Oiseau rare L’histoire du projet « Nordesta » commence en 1881 à Londres lorsque l’éminent zoologiste Philip Lutley Scalter dépose au British Museum un oiseau jusque-là inconnu qu’il ramène d’une expédition au Brésil. Pendant cent ans, plus personne n’aura la chance d’apercevoir Cureus forbesi – c’est le nom de ce volatile – à l’état sauvage. Jusqu’à ce qu’une jeune étudiante venue de Genève parvienne à en retrouver la trace dans le cadre de ses recherches. Son directeur de thèse la prévient toutefois : si elle souhaite publier quelque chose sur cette redécouverte, il lui faudra se dépêcher car la forêt qui abrite l’oiseau rare est en passe de disparaître.

Résistances et menaces

Faisant passer ses études au second plan, Anita Studer décide de tout mettre en œuvre pour sauver ce qui peut l’être. En dépit des résistances – et de quelques menaces de mort –, elle fonde l’association Nordesta dont l’objectif est non seulement de préserver la forêt tropicale mais aussi d’améliorer les conditions de vie des populations qui en dépendent. Pour promouvoir la réserve, officiellement reconnue en 1989, et faire connaître les richesses qu’elle abrite, de nombreux scientifiques sont rapidement associés à l’aventure.
Entamée sous l’égide du professeur Rodolphe Spichiger et de son collègue le docteur Pierre-André Loizeau, la collaboration avec le CJBG et l’UNIGE prend une nouvelle intensité lorsque Louis Nusbaumer entre en scène en 2012.

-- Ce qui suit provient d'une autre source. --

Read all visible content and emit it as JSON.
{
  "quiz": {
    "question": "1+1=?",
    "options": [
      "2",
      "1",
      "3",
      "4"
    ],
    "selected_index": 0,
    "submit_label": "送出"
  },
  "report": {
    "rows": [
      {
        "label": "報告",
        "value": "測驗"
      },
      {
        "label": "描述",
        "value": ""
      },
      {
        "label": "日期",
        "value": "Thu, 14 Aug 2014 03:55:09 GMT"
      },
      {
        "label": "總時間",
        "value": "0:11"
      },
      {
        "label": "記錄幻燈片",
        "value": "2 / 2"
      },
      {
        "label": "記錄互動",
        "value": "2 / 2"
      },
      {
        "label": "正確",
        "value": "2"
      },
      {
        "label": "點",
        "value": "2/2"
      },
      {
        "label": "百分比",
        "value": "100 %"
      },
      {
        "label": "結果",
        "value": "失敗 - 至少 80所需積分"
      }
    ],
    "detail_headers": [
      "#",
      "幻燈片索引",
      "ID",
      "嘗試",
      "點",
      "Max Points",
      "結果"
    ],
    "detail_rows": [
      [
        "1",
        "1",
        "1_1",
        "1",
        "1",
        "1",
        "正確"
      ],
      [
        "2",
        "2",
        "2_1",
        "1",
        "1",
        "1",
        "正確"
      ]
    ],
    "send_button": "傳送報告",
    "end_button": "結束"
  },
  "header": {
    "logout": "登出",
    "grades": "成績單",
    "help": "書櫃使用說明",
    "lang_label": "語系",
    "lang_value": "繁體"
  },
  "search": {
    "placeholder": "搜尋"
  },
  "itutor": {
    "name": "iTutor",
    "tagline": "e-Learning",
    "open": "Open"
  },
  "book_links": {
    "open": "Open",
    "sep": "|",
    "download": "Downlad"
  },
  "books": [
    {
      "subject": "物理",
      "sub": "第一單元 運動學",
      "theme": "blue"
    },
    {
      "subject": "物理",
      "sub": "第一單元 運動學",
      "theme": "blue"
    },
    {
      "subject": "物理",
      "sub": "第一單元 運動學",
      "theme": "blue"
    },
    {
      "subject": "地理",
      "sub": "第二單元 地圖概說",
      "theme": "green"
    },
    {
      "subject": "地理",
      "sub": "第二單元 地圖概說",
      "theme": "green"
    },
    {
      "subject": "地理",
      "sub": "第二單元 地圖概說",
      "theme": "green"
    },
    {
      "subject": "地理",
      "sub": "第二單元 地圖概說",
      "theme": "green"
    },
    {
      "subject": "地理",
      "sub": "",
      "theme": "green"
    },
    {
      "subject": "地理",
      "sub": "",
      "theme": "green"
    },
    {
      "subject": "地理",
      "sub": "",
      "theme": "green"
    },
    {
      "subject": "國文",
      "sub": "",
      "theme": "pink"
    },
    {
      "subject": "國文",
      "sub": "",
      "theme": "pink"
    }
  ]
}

Le jeune chercheur, qui vient alors de terminer sa thèse sur la biogéographie de Madagascar, est chargé de trier les données accumulées au fil des années en vue d’une publication globale sur Pedra Talhada (dont près de 20 000 photographies et des milliers de données réparties sur différents disques durs), tout en menant ses propres travaux sur la flore et la végétation locales.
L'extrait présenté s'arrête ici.